Simon drew his glass closer to him and cupped it in his hand, the stem between his second and third fingers, making gentle movements that swirled the golden spirit softly around and warmed it in the curve of the bowl.

This, then, was all of it, and all the answers and explanations were there. And he knew quite certainly now, as his intuition had always told him, that there was no ordinary way to fight it. As Quennel had said, there were times when you had to step right through ordinary laws and restrictions. There was a world outside the orderly lawful world of average people, and to fight anyone there you had to move completely into his world, or else he was as untouchable and invulnerable as if he were in another dimension.

The Saint smiled a little, very sardonically and deep inside himself, at the passing thought of how far he would have been likely to get if he had tried to fight Hobart Quennel from any footing on the commonplace world. Even without his own peculiar reputation by commonplace legal standards, he knew how ridiculous the accusations he would have had to make would have seemed when thrown against such a man as Quennel. It wouldn't be merely because of Quennel's wealth. It would be because his standing, his respect, his utterly genuine confidence and authority and rightness and integrity would throw off anything the Saint could say like armor would throw off spitballs.
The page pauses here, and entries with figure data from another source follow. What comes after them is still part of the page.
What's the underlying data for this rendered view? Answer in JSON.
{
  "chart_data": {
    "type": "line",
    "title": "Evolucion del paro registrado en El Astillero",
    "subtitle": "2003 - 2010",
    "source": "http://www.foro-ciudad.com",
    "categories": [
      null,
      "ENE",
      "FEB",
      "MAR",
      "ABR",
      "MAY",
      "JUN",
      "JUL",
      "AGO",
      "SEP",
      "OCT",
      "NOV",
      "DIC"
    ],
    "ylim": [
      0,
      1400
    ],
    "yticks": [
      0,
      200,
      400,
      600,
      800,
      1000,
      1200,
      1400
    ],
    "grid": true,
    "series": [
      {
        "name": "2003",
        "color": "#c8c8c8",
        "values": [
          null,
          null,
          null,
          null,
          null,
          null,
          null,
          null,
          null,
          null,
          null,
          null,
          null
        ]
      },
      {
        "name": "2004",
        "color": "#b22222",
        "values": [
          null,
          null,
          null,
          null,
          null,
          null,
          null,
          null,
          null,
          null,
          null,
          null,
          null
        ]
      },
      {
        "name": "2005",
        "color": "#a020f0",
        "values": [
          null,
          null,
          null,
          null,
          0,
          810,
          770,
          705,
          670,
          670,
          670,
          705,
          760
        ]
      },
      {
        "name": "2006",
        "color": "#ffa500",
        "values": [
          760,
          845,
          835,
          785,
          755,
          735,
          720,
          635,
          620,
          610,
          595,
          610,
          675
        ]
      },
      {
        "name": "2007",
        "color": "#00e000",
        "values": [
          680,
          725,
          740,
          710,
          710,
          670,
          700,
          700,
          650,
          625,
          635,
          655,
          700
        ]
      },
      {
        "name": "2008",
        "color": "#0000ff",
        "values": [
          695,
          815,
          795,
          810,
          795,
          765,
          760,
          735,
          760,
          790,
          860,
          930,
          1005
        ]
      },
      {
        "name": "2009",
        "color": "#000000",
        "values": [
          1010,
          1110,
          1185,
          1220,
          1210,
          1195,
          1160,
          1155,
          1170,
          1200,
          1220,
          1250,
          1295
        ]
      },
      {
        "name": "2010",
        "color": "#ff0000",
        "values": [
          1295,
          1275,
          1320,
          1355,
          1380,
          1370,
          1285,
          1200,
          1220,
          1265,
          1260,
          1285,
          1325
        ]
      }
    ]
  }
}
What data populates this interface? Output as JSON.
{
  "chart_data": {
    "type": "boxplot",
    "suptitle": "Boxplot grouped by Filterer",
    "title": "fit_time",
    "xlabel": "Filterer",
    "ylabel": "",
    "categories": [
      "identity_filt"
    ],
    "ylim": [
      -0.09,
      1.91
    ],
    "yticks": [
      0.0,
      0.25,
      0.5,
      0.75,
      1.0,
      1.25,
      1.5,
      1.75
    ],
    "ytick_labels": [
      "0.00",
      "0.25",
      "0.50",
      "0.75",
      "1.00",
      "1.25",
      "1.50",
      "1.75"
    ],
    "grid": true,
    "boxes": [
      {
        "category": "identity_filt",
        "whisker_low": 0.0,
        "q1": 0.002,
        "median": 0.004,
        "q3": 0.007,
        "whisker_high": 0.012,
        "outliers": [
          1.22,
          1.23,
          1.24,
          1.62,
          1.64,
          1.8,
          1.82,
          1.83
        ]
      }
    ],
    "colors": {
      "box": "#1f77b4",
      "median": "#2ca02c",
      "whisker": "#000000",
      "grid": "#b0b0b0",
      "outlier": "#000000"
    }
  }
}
It was a good thing, Simon thought, that he also could move in dimensions where such considerations were only words.

He finished his brandy, enjoying the full savor of the last sip, and put the glass down, and said pleasantly: "That's very flattering. But I have another idea."

"What is that?"

Unhurriedly, almost idly, the Saint put his right hand under his coat, under his left arm, and brought out the automatic that rode there. He leveled it diagonally across the table, letting the aim of its dark blunt sleek muzzle touch Quennel and Devan in turn.

"This is what I was talking about before," he said. "About the war being close to home. The war is here with you now, Quennel. I came here for Calvin Gray and his daughter, and unless I get them I promise you some of us are going to die most unexpectedly."
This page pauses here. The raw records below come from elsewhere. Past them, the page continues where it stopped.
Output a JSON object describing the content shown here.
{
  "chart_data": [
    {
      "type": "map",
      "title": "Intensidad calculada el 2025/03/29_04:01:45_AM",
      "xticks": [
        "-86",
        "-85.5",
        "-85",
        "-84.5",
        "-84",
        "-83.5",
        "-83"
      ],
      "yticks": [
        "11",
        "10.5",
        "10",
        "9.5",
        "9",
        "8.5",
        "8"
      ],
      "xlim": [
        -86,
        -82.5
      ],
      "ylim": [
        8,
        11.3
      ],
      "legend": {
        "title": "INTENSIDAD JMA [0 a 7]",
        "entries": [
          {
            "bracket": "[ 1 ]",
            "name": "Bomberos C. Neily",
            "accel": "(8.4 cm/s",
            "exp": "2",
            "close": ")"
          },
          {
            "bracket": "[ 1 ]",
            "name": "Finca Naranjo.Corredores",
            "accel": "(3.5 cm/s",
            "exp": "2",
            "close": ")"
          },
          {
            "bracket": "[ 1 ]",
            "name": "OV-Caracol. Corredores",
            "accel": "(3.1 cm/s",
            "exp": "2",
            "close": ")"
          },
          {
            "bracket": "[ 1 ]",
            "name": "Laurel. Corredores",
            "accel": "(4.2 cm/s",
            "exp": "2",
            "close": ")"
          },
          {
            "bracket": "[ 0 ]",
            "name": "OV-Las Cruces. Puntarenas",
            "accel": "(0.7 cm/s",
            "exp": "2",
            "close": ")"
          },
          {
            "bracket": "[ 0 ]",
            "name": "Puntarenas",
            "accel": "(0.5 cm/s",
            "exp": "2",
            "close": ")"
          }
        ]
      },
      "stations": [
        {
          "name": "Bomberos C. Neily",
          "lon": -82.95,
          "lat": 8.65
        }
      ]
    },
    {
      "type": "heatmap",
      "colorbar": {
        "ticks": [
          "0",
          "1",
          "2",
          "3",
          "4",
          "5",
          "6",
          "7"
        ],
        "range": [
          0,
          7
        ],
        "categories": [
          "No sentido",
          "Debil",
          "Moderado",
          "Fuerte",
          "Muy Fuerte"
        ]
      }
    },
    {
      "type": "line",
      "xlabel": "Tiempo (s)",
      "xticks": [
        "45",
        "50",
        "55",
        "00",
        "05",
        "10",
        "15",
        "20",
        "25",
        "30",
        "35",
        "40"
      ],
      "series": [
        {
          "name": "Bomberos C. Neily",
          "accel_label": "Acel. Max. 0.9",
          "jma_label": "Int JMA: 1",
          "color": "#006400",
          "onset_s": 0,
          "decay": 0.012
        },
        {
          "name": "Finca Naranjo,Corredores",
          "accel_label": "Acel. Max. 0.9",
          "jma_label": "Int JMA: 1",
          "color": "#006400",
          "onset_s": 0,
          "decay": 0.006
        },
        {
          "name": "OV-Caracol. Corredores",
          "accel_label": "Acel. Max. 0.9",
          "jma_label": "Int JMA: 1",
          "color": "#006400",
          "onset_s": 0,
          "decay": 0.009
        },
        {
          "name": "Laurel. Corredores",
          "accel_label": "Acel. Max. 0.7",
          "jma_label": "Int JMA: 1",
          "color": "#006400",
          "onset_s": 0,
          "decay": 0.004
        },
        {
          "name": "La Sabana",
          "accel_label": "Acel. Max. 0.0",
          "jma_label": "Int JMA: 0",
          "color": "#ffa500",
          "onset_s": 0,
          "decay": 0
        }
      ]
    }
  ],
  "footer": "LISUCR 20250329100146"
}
The only trouble was, as the Saint reckoned it afterwards, that even then he still hadn't realized deeply enough how closely Quennel's — or at least Devan's — fourth-dimensional mentality might coincide with his own.

He looked at their rigid immobility, at Quennel's face still bland and bony and Walter Devan's face heavy and grim, both of them staring at him soberly and calculatingly but without any abrupt panic; and then he saw Devan's eyes flick fractionally upwards to a point in space just above his head.